O alcance e o impacto da IA na atualidade já não se reduzem ao treinamento de chatbots ou à geração de textos, imagens e vídeos cada vez mais complexos e realistas
Em agosto, o Gartner Group, uma das mais respeitadas empresas globais de pesquisa e consultoria em TI, divulgou sua edição anual do “Hype Cycle para tecnologias emergentes”. O relatório é amplamente utilizado como referência estratégica para identificar o nível de maturidade e adoção de tecnologias inovadoras e oferece uma visão clara sobre as tendências e desafios para o futuro próximo, a partir de uma metodologia baseada na representação gráfica do ciclo de vida dessas inovações.
De acordo com o Gartner, em 2024, a inteligência artificial generativa (IAGen) encontra-se em transição entre o “pico das expectativas infladas” (Peak of Inflated Expectations) e o “vale da desilusão” (Trough of Disillusionment). Essa segunda fase reflete a realidade do setor, na qual, após um período inaugural de euforia, surgem limitações técnicas e desafios práticos, que provocam uma reavaliação da viabilidade e do impacto da tecnologia em questão.
Assim, esse estágio é caracterizado por uma abordagem mais pragmática, em que as limitações da IA generativa – como questões de escalabilidade, qualidade de dados e preocupações éticas – começam a emergir com maior clareza. O foco se desloca do entusiasmo inicial para a avaliação mais criteriosa de casos de uso práticos, diferenciando modismos de aplicações com real valor, tanto para o mercado quanto para a sociedade.
Assim, à medida que a euforia em torno da IA generativa vai arrefecendo, fica evidente o quanto o foco restrito nessa ferramenta – que tem monopolizado os debates, dentro e fora o do setor, ao menos desde o lançamento do ChatGPT, da OpenAI, em novembro de 2022 – ofuscou outras áreas igualmente relevantes da IA. Tecnologias como machine learning, deep learning, visão computacional e sistemas autônomos, que oferecem soluções robustas em diversos setores, foram muitas vezes subestimadas na discussão pública e corporativa.
Além dos aplicativos e gadgets voltados para o consumidor final, a IA tem sido fundamental para setores cruciais, como o da saúde. Algoritmos de aprendizado profundo (deep learning) aplicados a redes neurais convolucionais (CNNs) têm aprimorado os diagnósticos por imagem, aumentando a precisão na detecção de anomalias em radiografias e ressonâncias magnéticas. Esses avanços são especialmente significativos na triagem automatizada de grandes volumes de dados médicos, permitindo intervenções mais rápidas e eficazes.
No agronegócio, modelos de aprendizado supervisionado e redes neurais estão sendo aplicados à análise de grandes conjuntos de dados sobre condições do solo, padrões climáticos e uso de recursos.

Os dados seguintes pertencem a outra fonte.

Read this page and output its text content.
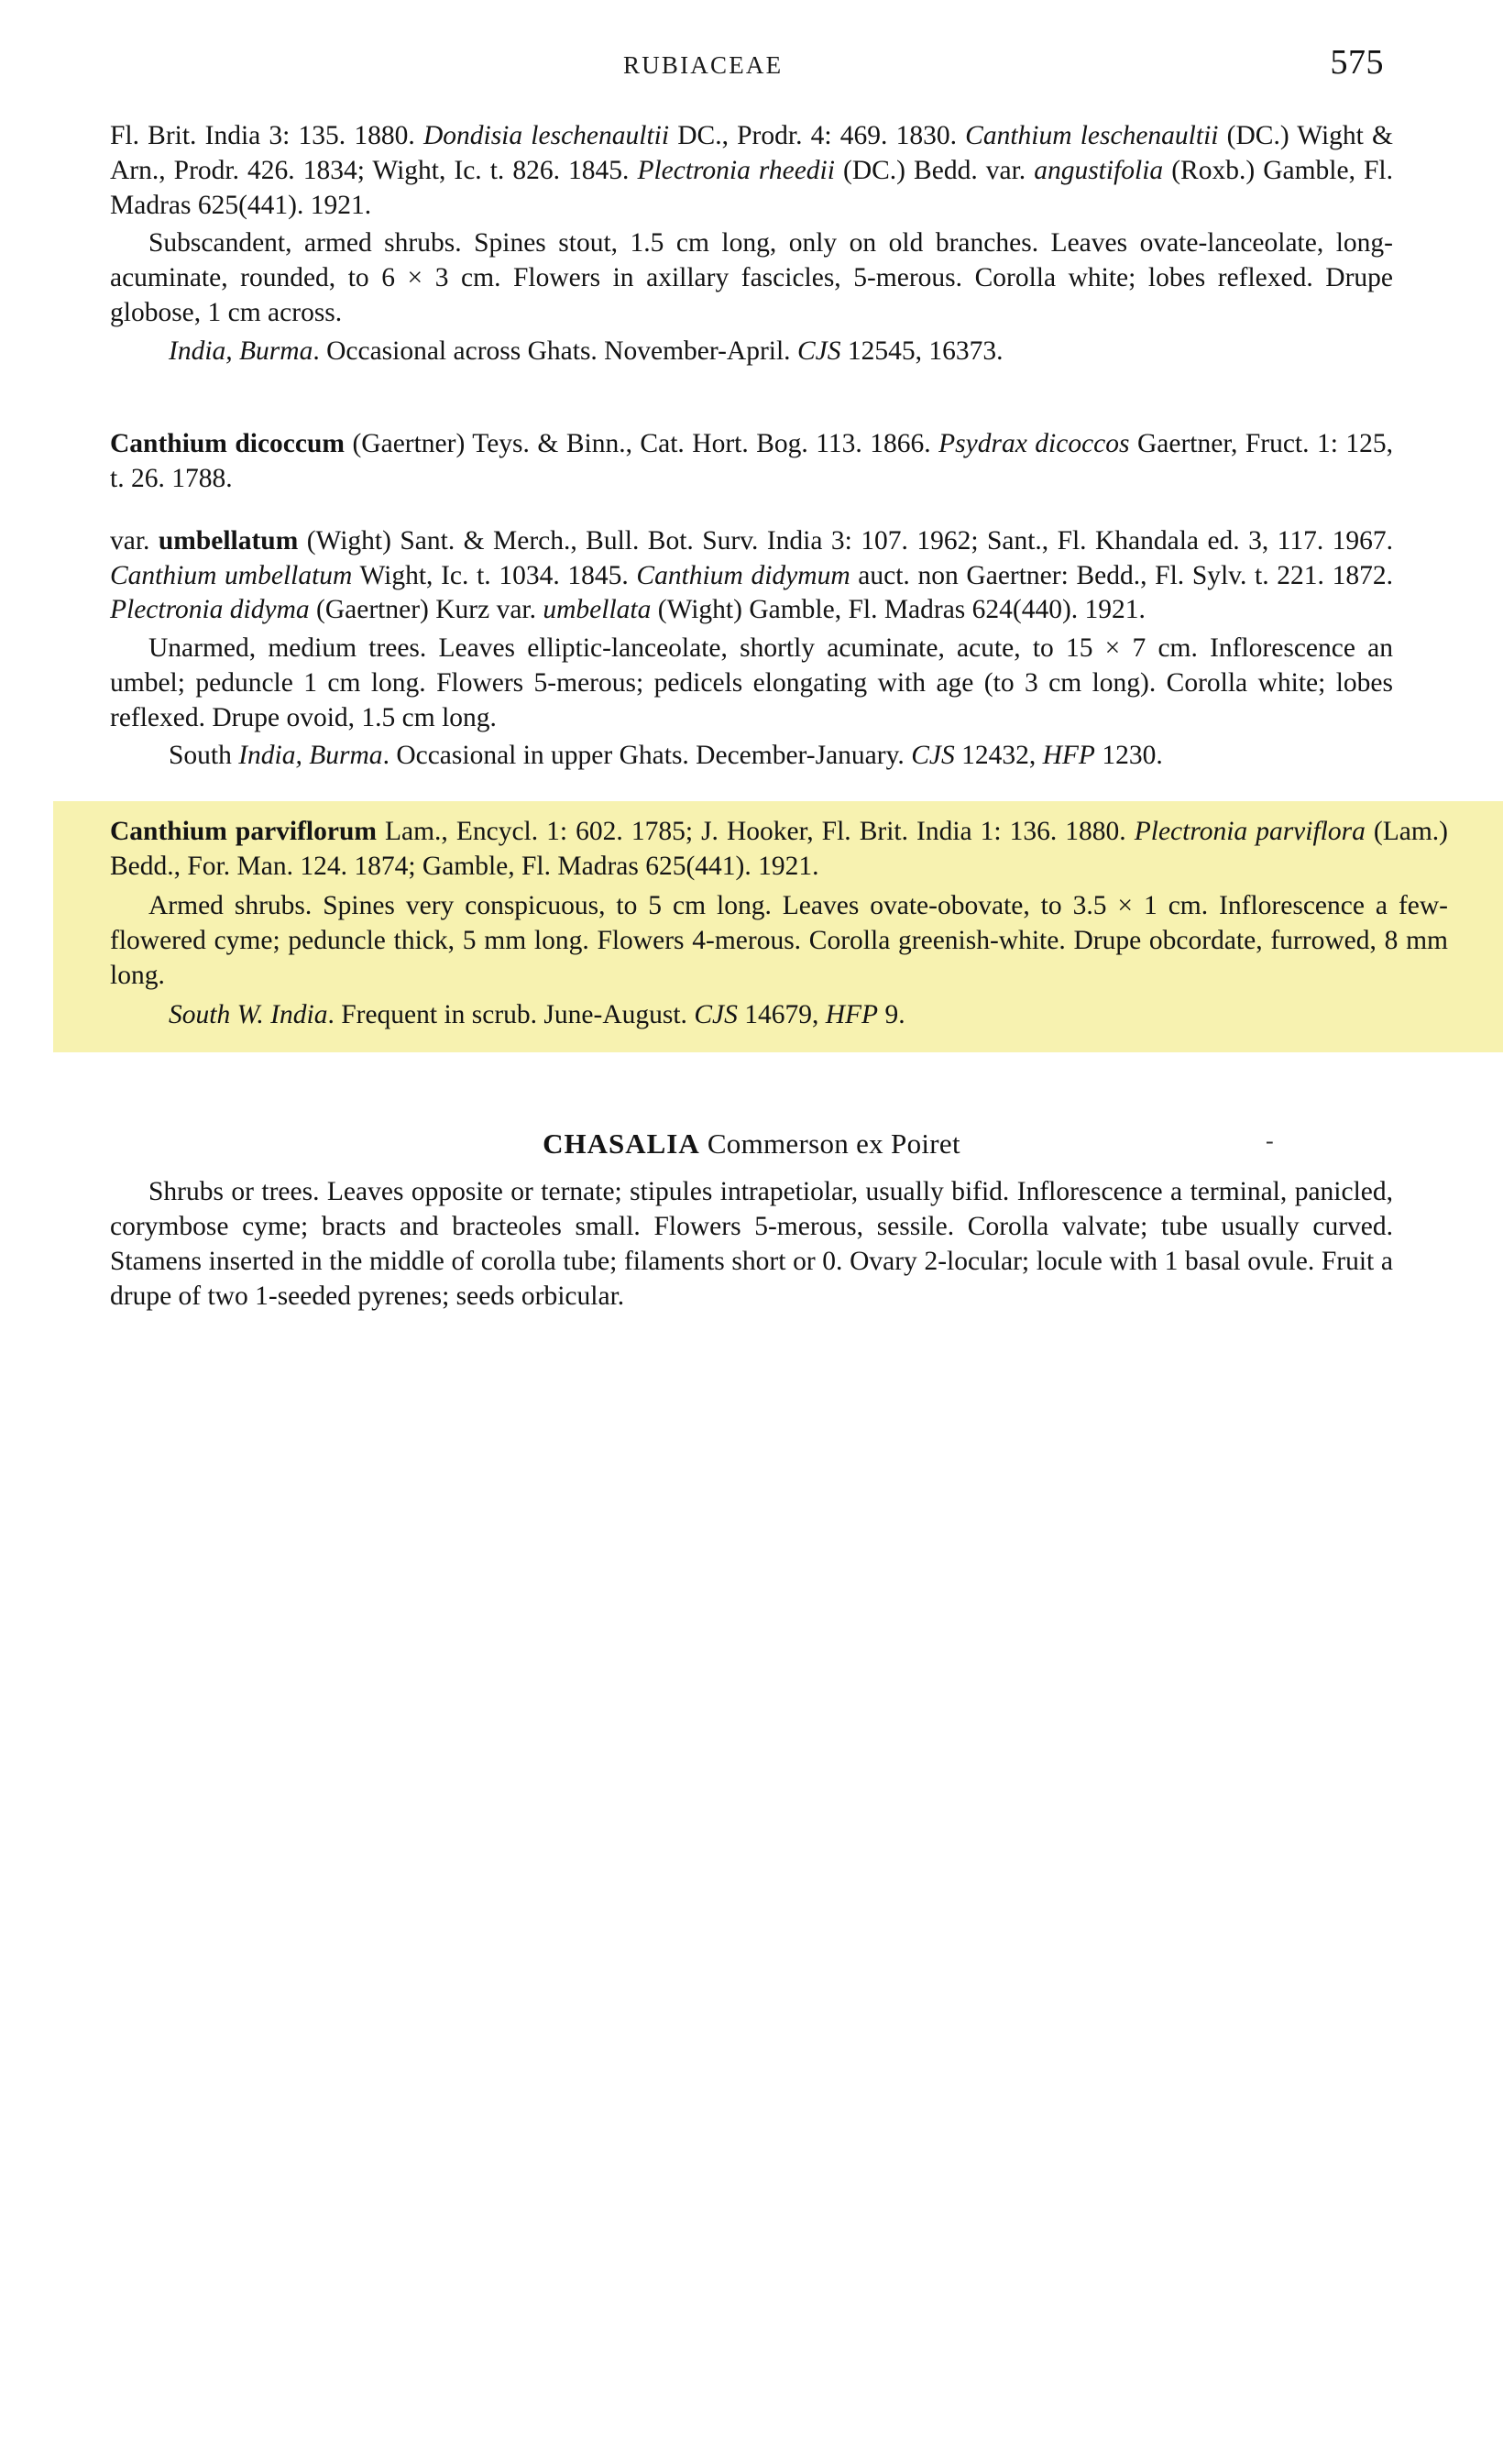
RUBIACEAE	575

Fl. Brit. India 3: 135. 1880. Dondisia leschenaultii DC., Prodr. 4: 469. 1830. Canthium leschenaultii (DC.) Wight & Arn., Prodr. 426. 1834; Wight, Ic. t. 826. 1845. Plectronia rheedii (DC.) Bedd. var. angustifolia (Roxb.) Gamble, Fl. Madras 625(441). 1921.

Subscandent, armed shrubs. Spines stout, 1.5 cm long, only on old branches. Leaves ovate-lanceolate, long-acuminate, rounded, to 6 × 3 cm. Flowers in axillary fascicles, 5-merous. Corolla white; lobes reflexed. Drupe globose, 1 cm across.

India, Burma. Occasional across Ghats. November-April. CJS 12545, 16373.

Canthium dicoccum (Gaertner) Teys. & Binn., Cat. Hort. Bog. 113. 1866. Psydrax dicoccos Gaertner, Fruct. 1: 125, t. 26. 1788.

var. umbellatum (Wight) Sant. & Merch., Bull. Bot. Surv. India 3: 107. 1962; Sant., Fl. Khandala ed. 3, 117. 1967. Canthium umbellatum Wight, Ic. t. 1034. 1845. Canthium didymum auct. non Gaertner: Bedd., Fl. Sylv. t. 221. 1872. Plectronia didyma (Gaertner) Kurz var. umbellata (Wight) Gamble, Fl. Madras 624(440). 1921.

Unarmed, medium trees. Leaves elliptic-lanceolate, shortly acuminate, acute, to 15 × 7 cm. Inflorescence an umbel; peduncle 1 cm long. Flowers 5-merous; pedicels elongating with age (to 3 cm long). Corolla white; lobes reflexed. Drupe ovoid, 1.5 cm long.

South India, Burma. Occasional in upper Ghats. December-January. CJS 12432, HFP 1230.

Canthium parviflorum Lam., Encycl. 1: 602. 1785; J. Hooker, Fl. Brit. India 1: 136. 1880. Plectronia parviflora (Lam.) Bedd., For. Man. 124. 1874; Gamble, Fl. Madras 625(441). 1921.

Armed shrubs. Spines very conspicuous, to 5 cm long. Leaves ovate-obovate, to 3.5 × 1 cm. Inflorescence a few-flowered cyme; peduncle thick, 5 mm long. Flowers 4-merous. Corolla greenish-white. Drupe obcordate, furrowed, 8 mm long.

South W. India. Frequent in scrub. June-August. CJS 14679, HFP 9.

CHASALIA Commerson ex Poiret	-

Shrubs or trees. Leaves opposite or ternate; stipules intrapetiolar, usually bifid. Inflorescence a terminal, panicled, corymbose cyme; bracts and bracteoles small. Flowers 5-merous, sessile. Corolla valvate; tube usually curved. Stamens inserted in the middle of corolla tube; filaments short or 0. Ovary 2-locular; locule with 1 basal ovule. Fruit a drupe of two 1-seeded pyrenes; seeds orbicular.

Esses algoritmos ajudam a prever o rendimento das plantações e a otimizar a irrigação, com base em dados históricos e em tempo real, reduzindo o consumo de água e aumentando a sustentabilidade das operações agrícolas.
A indústria automobilística, por sua vez, tem empregado a IA para as mais diversas finalidades, que vão desde soluções de manutenção preditiva para veículos até sistemas de tecnologia embarcada, capazes de prestar assistência e melhorar a experiência de condutores e passageiros.
Também vale destacar o crescimento do uso da inteligência artificial em mercados como o financeiro, tanto na detecção de transações fraudulentas quanto na avaliação do risco de crédito; na logística, para aprimorar a cadeia de suprimentos e as rotas de entrega; ou, ainda, na gestão de energia, para garantir um gerenciamento mais inteligente de redes elétricas e a predição de falhas em equipamentos e sistemas de abastecimento.
Como se vê, o alcance e o impacto da IA na atualidade já não se reduzem ao treinamento de chatbots ou à geração de textos, imagens e vídeos cada vez mais complexos e realistas. Ainda que essas sejam as aplicações mais difundidas e exploradas midiaticamente, há que se enxergar o potencial contido nessa tecnologia para além da criação de conteúdo.
É necessário, mais do que nunca, que os principais atores e tomadores de decisão, tanto da esfera pública quanto da iniciativa privada, estejam atentos ao fato de que a ênfase excessiva – quando não exclusiva – na IA generativa pode estar desviando a atenção de outros usos e modalidades igualmente relevantes da inteligência artificial, cujo impacto tende a ser bastante positivo para a vida cotidiana na contemporaneidade.
Em suma, é preciso olhar para essa ferramenta a partir de uma perspectiva mais ampla, a fim de evitar eventuais distorções da percepção pública acerca das capacidades e limitações da IA. Só assim será possível combater, de maneira aprofundada e eficaz, as diversas expectativas irrealistas e os variados receios infundados que costumam acirrar os debates em torno dessa tecnologia.